So this Robocop reboot's been through the ringer, huh? First...well, I can't even claim to know when "first" this project came about, but we can all agree that Darren Aronofsky was the first big name to be attached to the film, right? As curious as we all are to see what his re-imagining would be, his deal fell through, and now it's up to Jose Padilha, director of the highly-regarded Elite Squad films, to take the character and make him fresh for a new generation.
Bizarrely, part of that reboot apparently extends to the actual look of Robocop, as the star of the reboot, Joel Kinnaman (of The Killing and Safe House) apparently decided to spill a few beans to MTV recently. Here's an excerpt of the interview which will likely be getting Kinnamen in trouble with the PR people at MGM:
RoboCop is going to be a lot more human," Kinnaman said. "The first movie is one of my favorite movies. I love it. Of course, Verhoeven has that very special tone, and it’s not going to have that tone. It’s a re-imagination of it. There’s a lot of stuff from the original. There are some details and throwbacks, but this version is a much better acting piece, for Alex Murphy and especially when he is RoboCop. It's much more challenging."
Kinnaman went on to say that because the character will have more human characteristics, we'll see more of his actual face. "It's not going to be jaw action. They’re still working on the suit and how it’s going to look, but the visor is going to be see-through," he said. "You’re going to see his eyes."
Obviously we, as connoseurs of Robocop, can have mixed feelings about this. I always thought that the visored look of Robocop was part of the appeal of the character. If we work backwards from the western tradition, which consider the eyes as the window to the soul, the visor of Robocop is perfectly placed: when his human soul is obscured by the machine, his eyes are covered, but near the end of the film, as Murphy begins to reassert himself as a man and as a human being, the eyes are revealed once again, thus placing his humanity front and center. I'm not sure that a costume choice that doesn't change the appearance of Alex Murphy drastically between his human self and his cyborg incarnation will be as powerful as something that ensures that we feel that it's almost two different characters.

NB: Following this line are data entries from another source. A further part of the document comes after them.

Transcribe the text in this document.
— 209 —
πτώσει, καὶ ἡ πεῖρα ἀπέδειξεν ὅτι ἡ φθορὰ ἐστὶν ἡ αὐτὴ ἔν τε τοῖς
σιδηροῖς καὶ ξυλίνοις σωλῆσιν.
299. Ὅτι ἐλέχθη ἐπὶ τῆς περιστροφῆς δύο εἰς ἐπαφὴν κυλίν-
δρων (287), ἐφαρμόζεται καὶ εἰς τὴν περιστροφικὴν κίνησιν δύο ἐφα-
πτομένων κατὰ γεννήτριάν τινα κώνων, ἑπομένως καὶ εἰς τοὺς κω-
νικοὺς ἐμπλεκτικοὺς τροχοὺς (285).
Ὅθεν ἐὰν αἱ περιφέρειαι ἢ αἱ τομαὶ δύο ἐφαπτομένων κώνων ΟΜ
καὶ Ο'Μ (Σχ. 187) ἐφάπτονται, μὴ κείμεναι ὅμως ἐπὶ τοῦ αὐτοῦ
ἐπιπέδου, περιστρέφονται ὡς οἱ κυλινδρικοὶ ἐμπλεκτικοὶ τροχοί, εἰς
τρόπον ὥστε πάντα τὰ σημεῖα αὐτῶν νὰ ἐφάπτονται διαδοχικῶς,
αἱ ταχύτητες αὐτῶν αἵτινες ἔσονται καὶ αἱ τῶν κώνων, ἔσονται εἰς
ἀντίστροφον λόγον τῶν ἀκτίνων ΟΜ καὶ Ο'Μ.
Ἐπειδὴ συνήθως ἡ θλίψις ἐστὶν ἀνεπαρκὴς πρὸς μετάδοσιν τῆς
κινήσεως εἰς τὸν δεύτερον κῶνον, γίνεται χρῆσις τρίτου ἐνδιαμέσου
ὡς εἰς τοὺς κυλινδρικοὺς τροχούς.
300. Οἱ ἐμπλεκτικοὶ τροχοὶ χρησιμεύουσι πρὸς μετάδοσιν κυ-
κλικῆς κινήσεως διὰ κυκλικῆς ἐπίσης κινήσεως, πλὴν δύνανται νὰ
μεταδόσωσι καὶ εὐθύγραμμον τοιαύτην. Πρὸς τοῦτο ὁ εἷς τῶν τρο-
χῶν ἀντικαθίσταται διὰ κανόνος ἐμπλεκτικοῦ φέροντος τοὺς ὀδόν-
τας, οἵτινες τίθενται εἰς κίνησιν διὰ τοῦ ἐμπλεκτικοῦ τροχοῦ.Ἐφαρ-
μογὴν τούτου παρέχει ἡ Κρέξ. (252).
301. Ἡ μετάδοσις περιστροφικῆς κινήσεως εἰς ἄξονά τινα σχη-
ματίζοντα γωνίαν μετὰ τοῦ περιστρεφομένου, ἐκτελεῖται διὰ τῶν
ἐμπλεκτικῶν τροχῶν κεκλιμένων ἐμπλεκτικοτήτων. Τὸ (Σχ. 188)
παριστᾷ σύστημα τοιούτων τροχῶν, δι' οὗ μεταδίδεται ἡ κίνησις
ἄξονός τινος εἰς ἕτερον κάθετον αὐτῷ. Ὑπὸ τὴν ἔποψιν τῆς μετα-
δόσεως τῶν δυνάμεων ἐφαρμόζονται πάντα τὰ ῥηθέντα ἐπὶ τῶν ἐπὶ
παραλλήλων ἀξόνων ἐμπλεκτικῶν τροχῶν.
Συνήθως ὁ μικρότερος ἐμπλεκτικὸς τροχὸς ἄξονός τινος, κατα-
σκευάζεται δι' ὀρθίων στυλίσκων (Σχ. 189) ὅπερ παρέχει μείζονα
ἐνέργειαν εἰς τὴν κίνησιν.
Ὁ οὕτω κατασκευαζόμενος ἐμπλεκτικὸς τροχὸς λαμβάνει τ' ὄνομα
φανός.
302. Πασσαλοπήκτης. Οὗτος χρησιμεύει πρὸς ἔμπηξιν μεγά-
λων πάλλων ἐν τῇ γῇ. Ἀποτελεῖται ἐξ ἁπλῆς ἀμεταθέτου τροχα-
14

More and more, I've lately come to feel that Verhoeven is the preëminent auteur when it comes to modern satire. I'm not sure that anyone will come to match Robocop, Total Recall, or Starship Troopers when it comes to pure, modern madcap insanity and criticism of the society in which we all live. The man seems to have internalized the lessons of Catch-22 (the book, not the movie) and made them real via the visual medium. We can only hope that the new Robocop has some kind of satire to it, but I worry that it'll be some PG-13 action-adventure that loses all of the subtlety of the original film. We'll find out in 2013, I suppose!